Crowdvoting is an extremely useful tool for businesses. Imagine you are the CEO of a company with 5,000 employees. In your mind you have 20 goals for your company for the next year. You have a keen sense for the most important ones, but do your 5,000 employees share your priority? Ideally, you’d have all 5,000 employees rank all 20 goals. Also, ideally, you’d have an answer in hours. How can you possibly do that?

The brute force method would be to create a spreadsheet, and email it to everyone. Each employee would download the file, open it, cut and paste while they evaluate and rank 20 goals, re-save, re-attach and email it back. You would get a handy excel/python guru to consolidate the 5,000 files and give you an answer.

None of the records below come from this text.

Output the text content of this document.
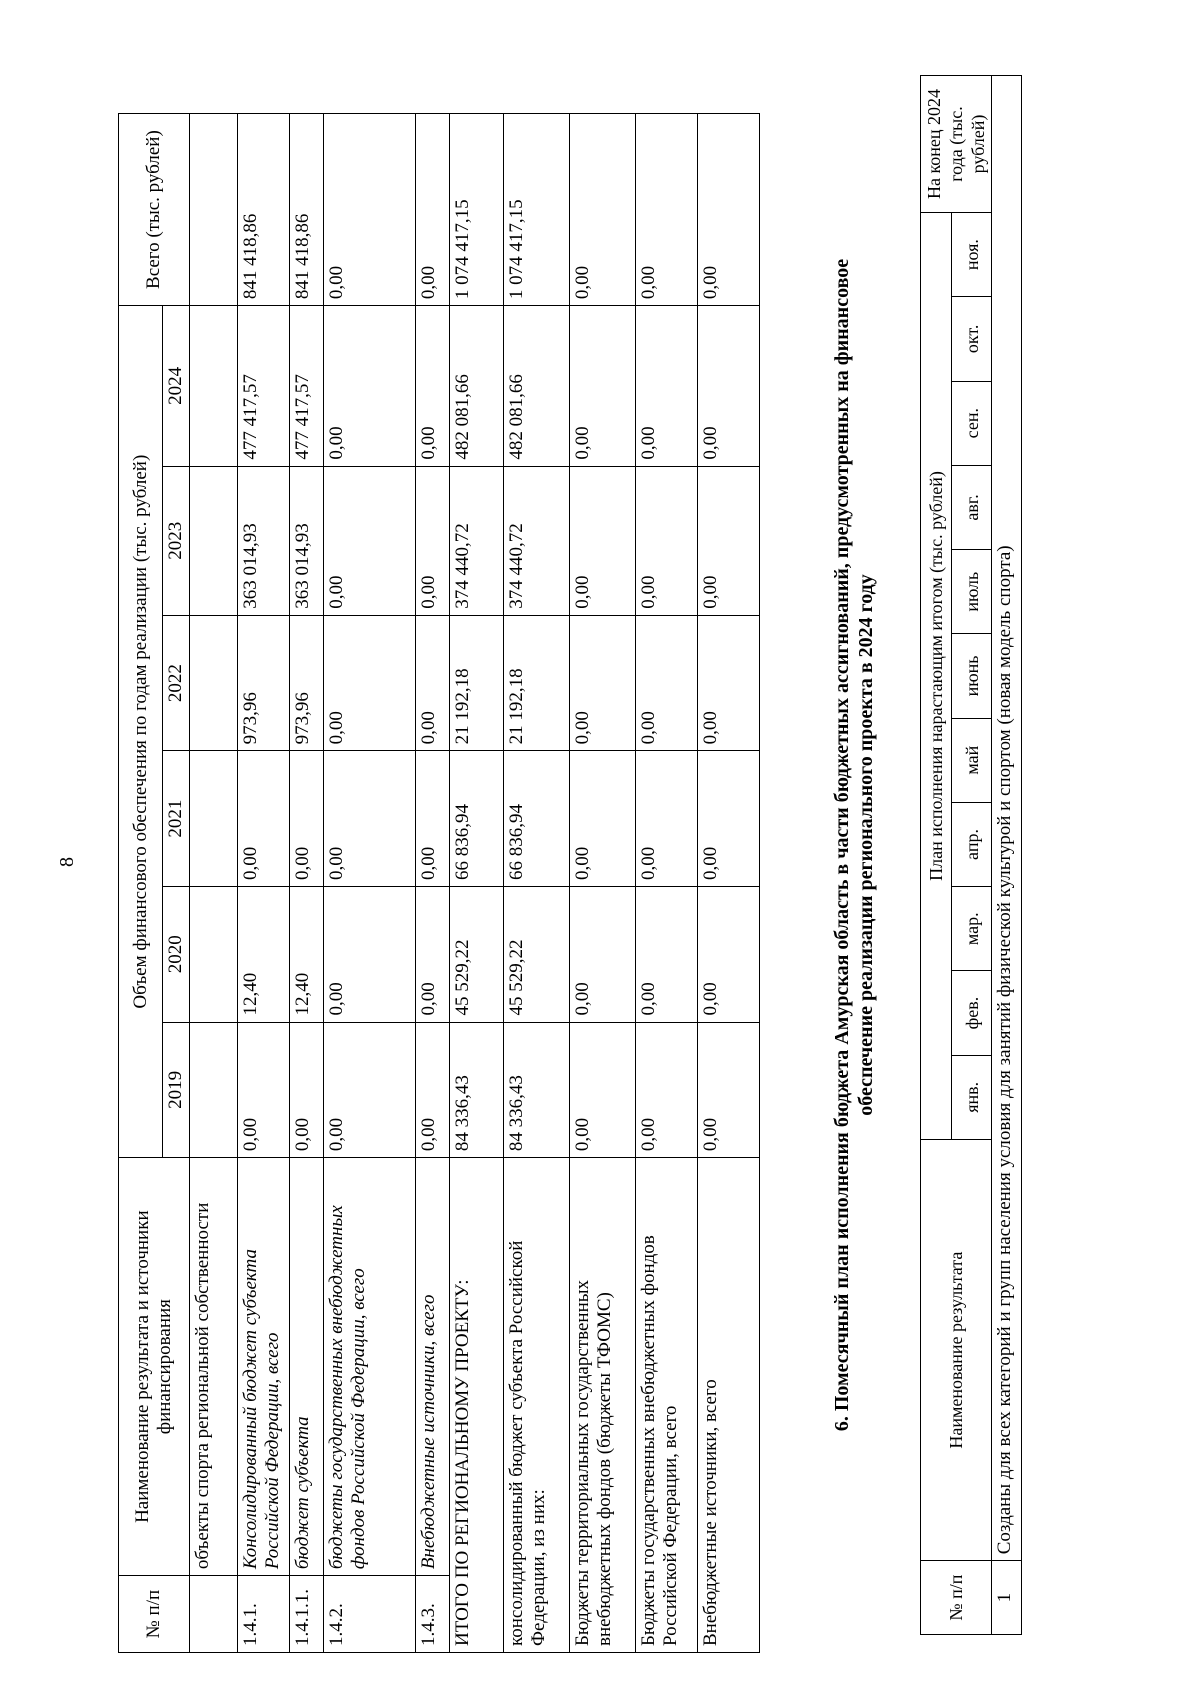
8
№ п/п	Наименование результата и источники финансирования	Объем финансового обеспечения по годам реализации (тыс. рублей)						Всего (тыс. рублей)
		2019	2020	2021	2022	2023	2024	
	объекты спорта региональной собственности							
1.4.1.	Консолидированный бюджет субъекта Российской Федерации, всего	0,00	12,40	0,00	973,96	363 014,93	477 417,57	841 418,86
1.4.1.1.	бюджет субъекта	0,00	12,40	0,00	973,96	363 014,93	477 417,57	841 418,86
1.4.2.	бюджеты государственных внебюджетных фондов Российской Федерации, всего	0,00	0,00	0,00	0,00	0,00	0,00	0,00
1.4.3.	Внебюджетные источники, всего	0,00	0,00	0,00	0,00	0,00	0,00	0,00
ИТОГО ПО РЕГИОНАЛЬНОМУ ПРОЕКТУ:		84 336,43	45 529,22	66 836,94	21 192,18	374 440,72	482 081,66	1 074 417,15
консолидированный бюджет субъекта Российской Федерации, из них:		84 336,43	45 529,22	66 836,94	21 192,18	374 440,72	482 081,66	1 074 417,15
Бюджеты территориальных государственных внебюджетных фондов (бюджеты ТФОМС)		0,00	0,00	0,00	0,00	0,00	0,00	0,00
Бюджеты государственных внебюджетных фондов Российской Федерации, всего		0,00	0,00	0,00	0,00	0,00	0,00	0,00
Внебюджетные источники, всего		0,00	0,00	0,00	0,00	0,00	0,00	0,00	6. Помесячный план исполнения бюджета Амурская область в части бюджетных ассигнований, предусмотренных на финансовое обеспечение реализации регионального проекта в 2024 году
№ п/п	Наименование результата	План исполнения нарастающим итогом (тыс. рублей)											На конец 2024 года (тыс. рублей)
		янв.	фев.	мар.	апр.	май	июнь	июль	авг.	сен.	окт.	ноя.	
1	Созданы для всех категорий и групп населения условия для занятий физической культурой и спортом (новая модель спорта)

The pain with brute force is asking 5,000 employees to take 10 minutes to rank the goals.  That’s 21 person-weeks of effort. Among our clients, that kind of disruption is simply not allowable.

 

Crowdvoting Disruption

Crowdvoting and Elo

Enter Elo. Elo is a system for rating the relative strength of players in a game. It was originally developed for ranking chess players. But Elo can be applied just as easily to ideas, or in our case, corporate goals. The value of Elo is two-fold. First, only two goals are presented at a time, so the employee has a much simpler question to answer: “Which goal is more important?” Second, Elo uses every comparison available to rank goals, so even if an employee compares only two goals, he or she is contributing to the overall rank.  Because Elo can predict the final ranking with minimal data, employees don’t need to spend a lot of time ranking.

How Much Time Savings?

We’ve conducted internal studies where one group stack ranks in excel, and one group uses an Elo-enabled app. For a task where 10 items must be ranked, Elo takes about 1/5 the time. For a task with 50 items, Elo takes about 1/10 the time. In some of our customer projects, users rank hundreds of items. We don’t think this would be possible without Elo or another predictive ranking algorithm.

Conclusion

If you want a large crowd to rank a large number of ideas, brute force is not an option. You will need a way for small brush strokes from each participant to be combined to paint a clear overall picture. A pairwise system that uses Elo is a great solution.